Disetiap malam aku menyendiri dalam gelap. tak peduli bintang ataupun bulan. Aku hanya ingin menangis. Mengadu setiap jengkal rasa yang mengumpul dalam perasaanku. Mencoba menyingkirkan rasa kesal dan pikiran negative tentangmu. Aku habiskan malam-malam bersama Tuhanku hanya untuk menangisi kepergianmu yang tak ada kabar. Melihat Si Kecil yang setiap malam mengigau memangil ayahnya, hatiku perih!
Aku tak pernah lupa untuk mendoakanmu agar kau tak lupa jalan pulang.
****
Seperti biasanya, pagi itu aku masih menantimu di sebuah jembatan di atas rel kereta. Pagi itu matahari bersinar begitu cerah, sedikit menyilaukan tetapi memberi kehangatan. Aku yakin hari itu kau akan pulang. Semangatku tak pernah berubah seperti pagi sebelumnya. Si Kecil pun sama, masih menatimu penuh harap.
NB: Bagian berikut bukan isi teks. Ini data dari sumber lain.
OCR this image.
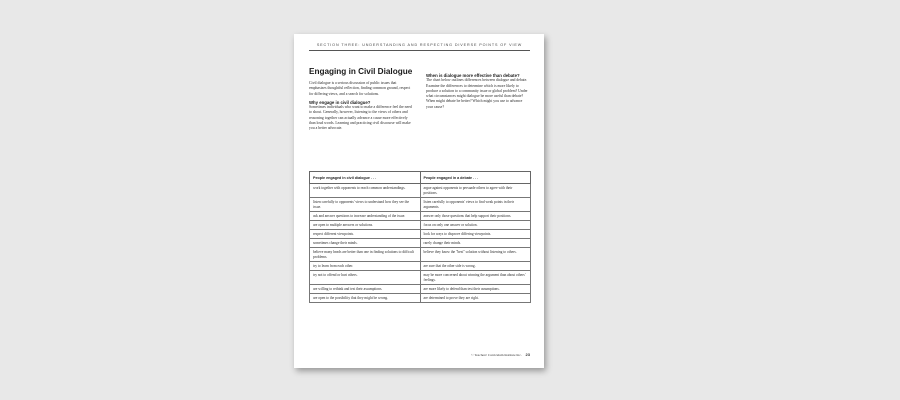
SECTION THREE: UNDERSTANDING AND RESPECTING DIVERSE POINTS OF VIEW
Engaging in Civil Dialogue

Civil dialogue is a serious discussion of public issues that emphasizes thoughtful reflection, finding common ground, respect for differing views, and a search for solutions.

Why engage in civil dialogue?

Sometimes individuals who want to make a difference feel the need to shout. Generally, however, listening to the views of others and reasoning together can actually advance a cause more effectively than loud words. Learning and practicing civil discourse will make you a better advocate.

When is dialogue more effective than debate?

The chart below outlines differences between dialogue and debate. Examine the differences to determine which is more likely to produce a solution to a community issue or global problem? Under what circumstances might dialogue be more useful than debate? When might debate be better? Which might you use to advance your cause?

People engaged in civil dialogue . . .	People engaged in a debate . . .
work together with opponents to reach common understandings.	argue against opponents to persuade others to agree with their positions.
listen carefully to opponents' views to understand how they see the issue.	listen carefully to opponents' views to find weak points in their arguments.
ask and answer questions to increase understanding of the issue.	answer only those questions that help support their positions.
are open to multiple answers or solutions.	focus on only one answer or solution.
respect different viewpoints.	look for ways to disprove differing viewpoints.
sometimes change their minds.	rarely change their minds.
believe many heads are better than one in finding solutions to difficult problems.	believe they know the "best" solution without listening to others.
try to learn from each other.	are sure that the other side is wrong.
try not to offend or hurt others.	may be more concerned about winning the argument than about others' feelings.
are willing to rethink and test their assumptions.	are more likely to defend than test their assumptions.
are open to the possibility that they might be wrong.	are determined to prove they are right.
© Teachers' Curriculum Institute Inc. 23
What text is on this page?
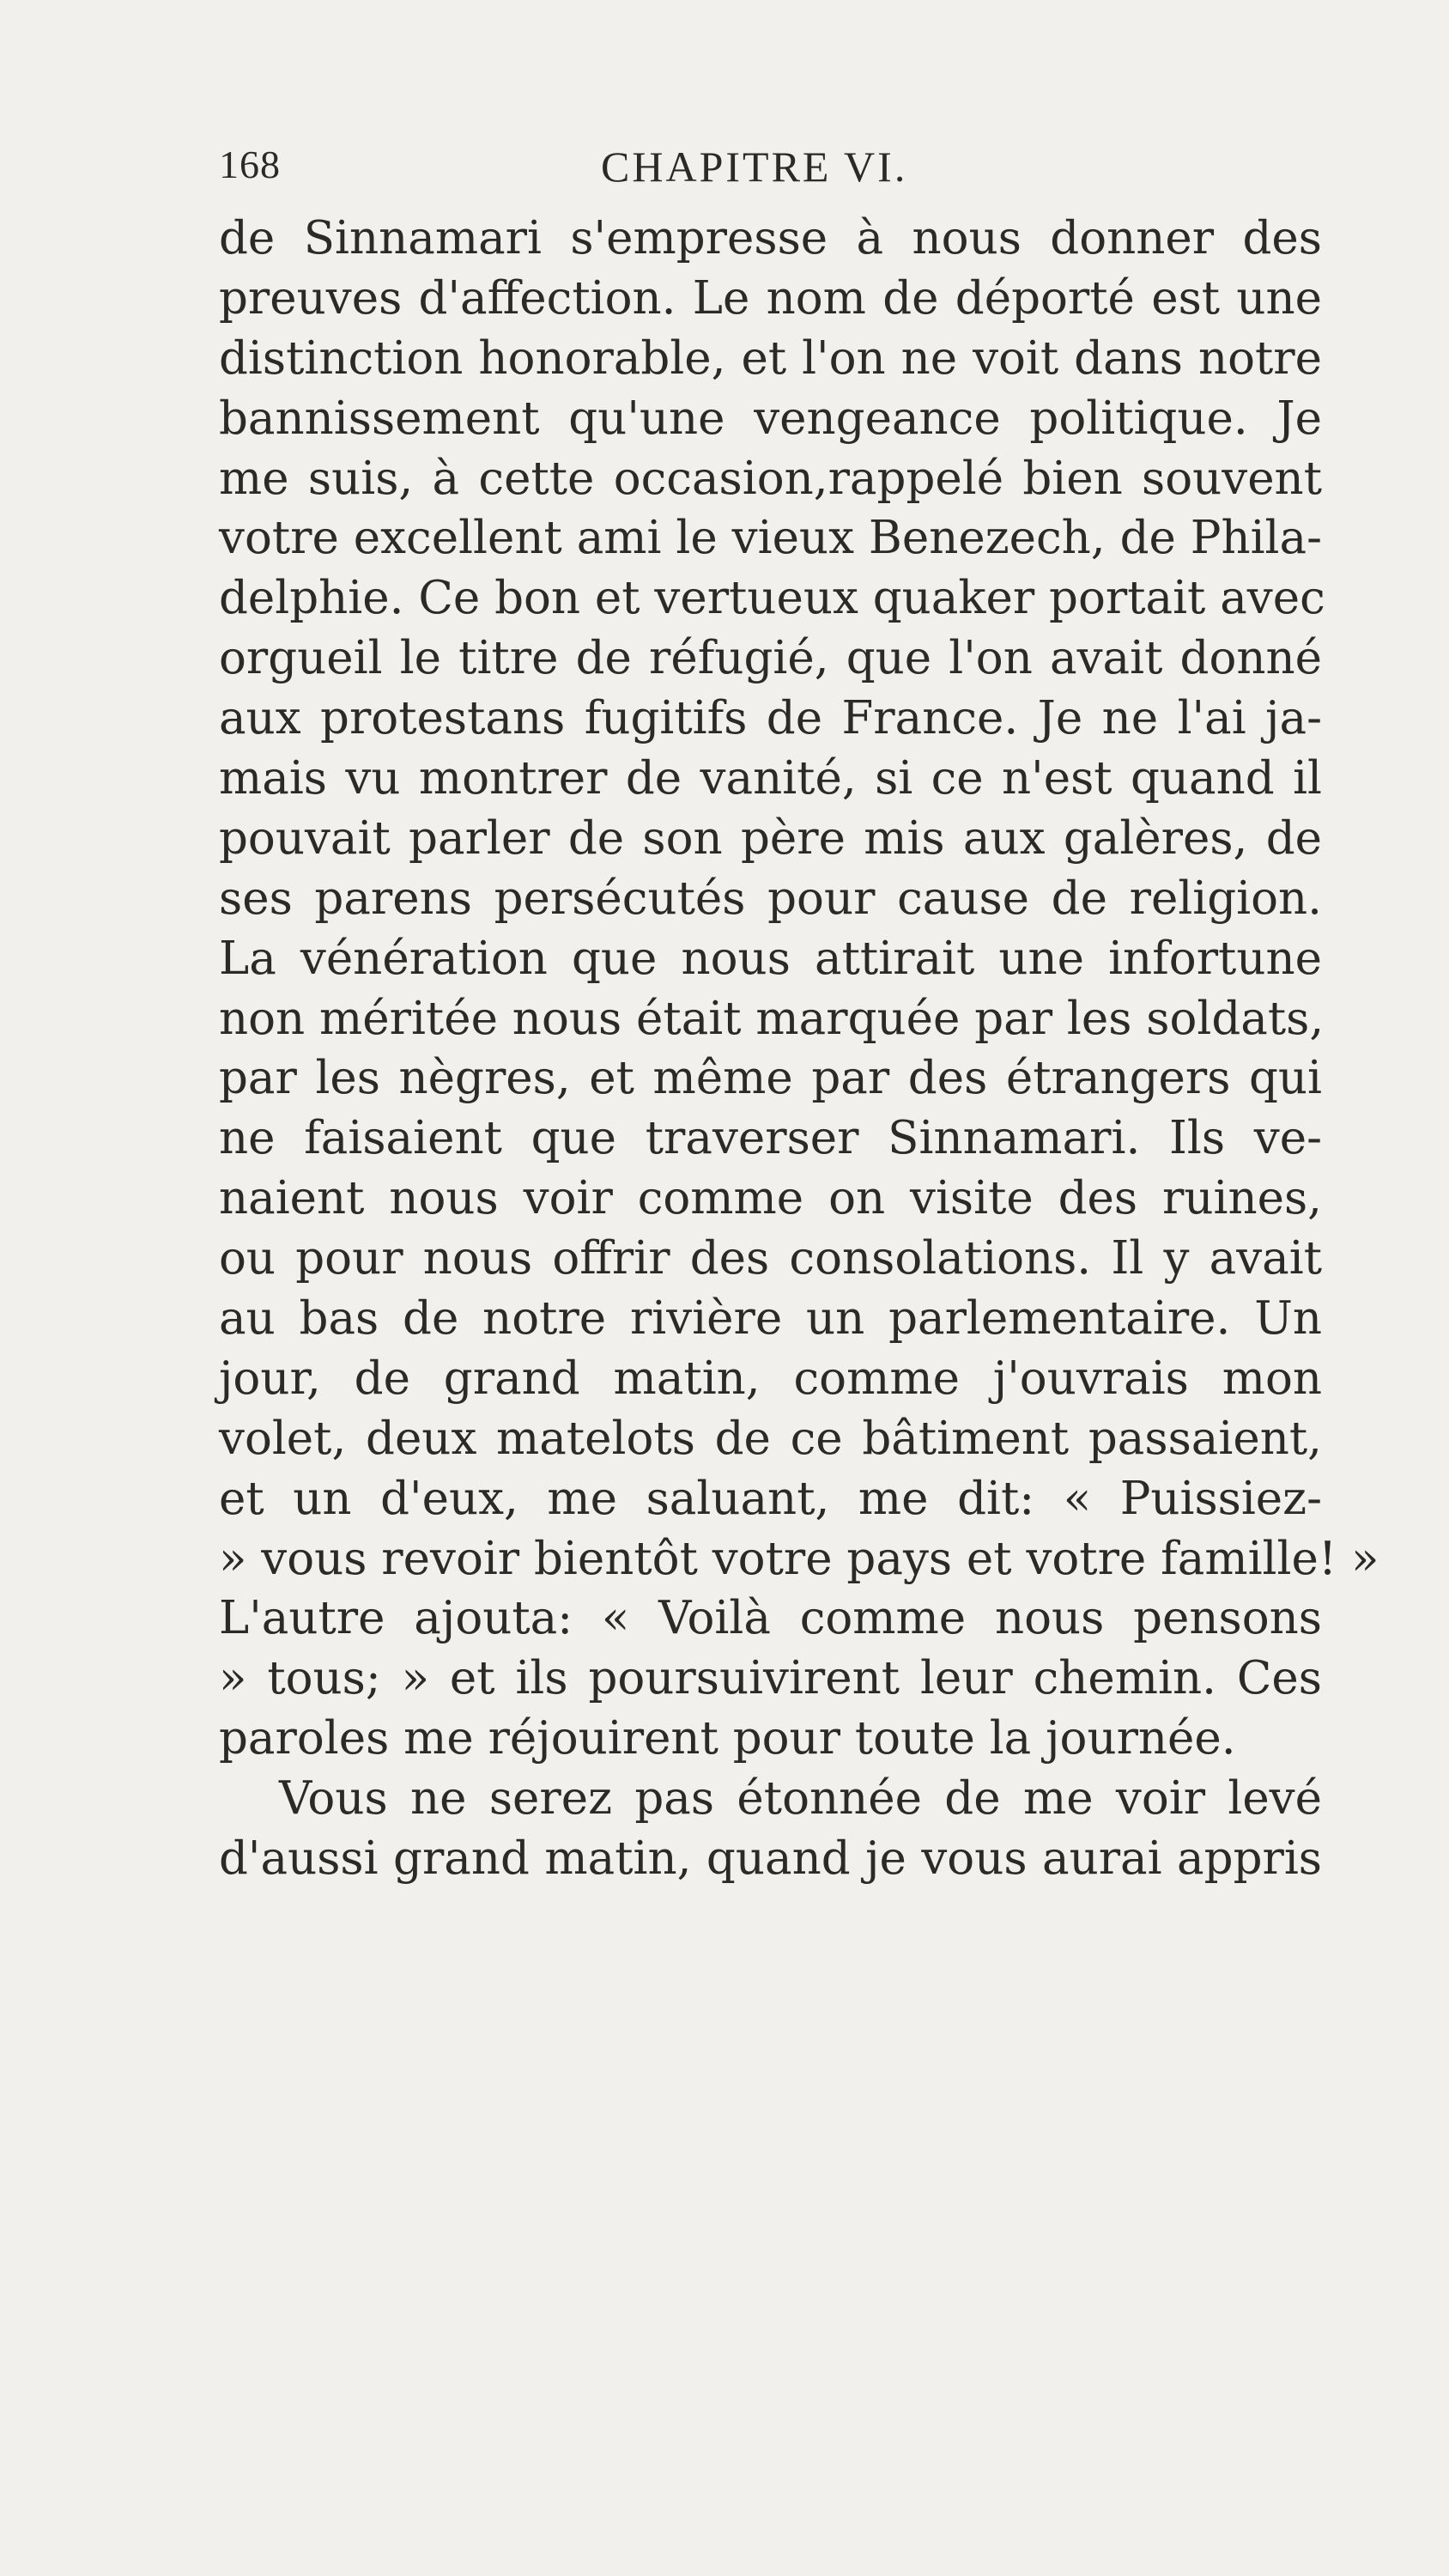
168	CHAPITRE VI.
de Sinnamari s'empresse à nous donner des
preuves d'affection. Le nom de déporté est une
distinction honorable, et l'on ne voit dans notre
bannissement qu'une vengeance politique. Je
me suis, à cette occasion,rappelé bien souvent
votre excellent ami le vieux Benezech, de Phila-
delphie. Ce bon et vertueux quaker portait avec
orgueil le titre de réfugié, que l'on avait donné
aux protestans fugitifs de France. Je ne l'ai ja-
mais vu montrer de vanité, si ce n'est quand il
pouvait parler de son père mis aux galères, de
ses parens persécutés pour cause de religion.
La vénération que nous attirait une infortune
non méritée nous était marquée par les soldats,
par les nègres, et même par des étrangers qui
ne faisaient que traverser Sinnamari. Ils ve-
naient nous voir comme on visite des ruines,
ou pour nous offrir des consolations. Il y avait
au bas de notre rivière un parlementaire. Un
jour, de grand matin, comme j'ouvrais mon
volet, deux matelots de ce bâtiment passaient,
et un d'eux, me saluant, me dit: « Puissiez-
» vous revoir bientôt votre pays et votre famille! »
L'autre ajouta: « Voilà comme nous pensons
» tous; » et ils poursuivirent leur chemin. Ces
paroles me réjouirent pour toute la journée.
Vous ne serez pas étonnée de me voir levé
d'aussi grand matin, quand je vous aurai appris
Berjam-jam lamanya kami berdiri, tapi bayanganmu pun tak tampak. Si Kecil mulai menangis menanyakan ayahnya. Sedang aku tak ingin lagi menangis. Aku tetap tegar, ini bukan kali pertamanya aku mendengar kabar angin tentang kepulanganmu. Ahh, tapi aku tak pernah bisa mengambil kembali air mata yang hendak jatuh dari pelupuk mataku.
“Ayaaahh…”
Si Kecil berlari memeluk rindu sang ayah. Wajah senduku berubah cerah. Akhirnya kau pulang. Aku tahu tak akan pernah ada suatu penantian yang berakhir sia-sia. Kulihat wajahmu pagi itu, tampan, kulihat kau tersenyum padaku dari kejauhan. Ujung kerudungku diterbangkan oleh semilir angin sejuk.
Lalu kita pulang kembali ke istana mungil, menghabiskan sisa waktu yang kita punya. Duduk bersama saling melepas rindu. Tak ada kebahagiaan yang berarti dalam hidup selain melihat gelak tawa Si kecil yang tak mau lepas dari pangkuanmu. Seolah dia ingin mengatakan agar engkau tetap bersamanya, bersamaku!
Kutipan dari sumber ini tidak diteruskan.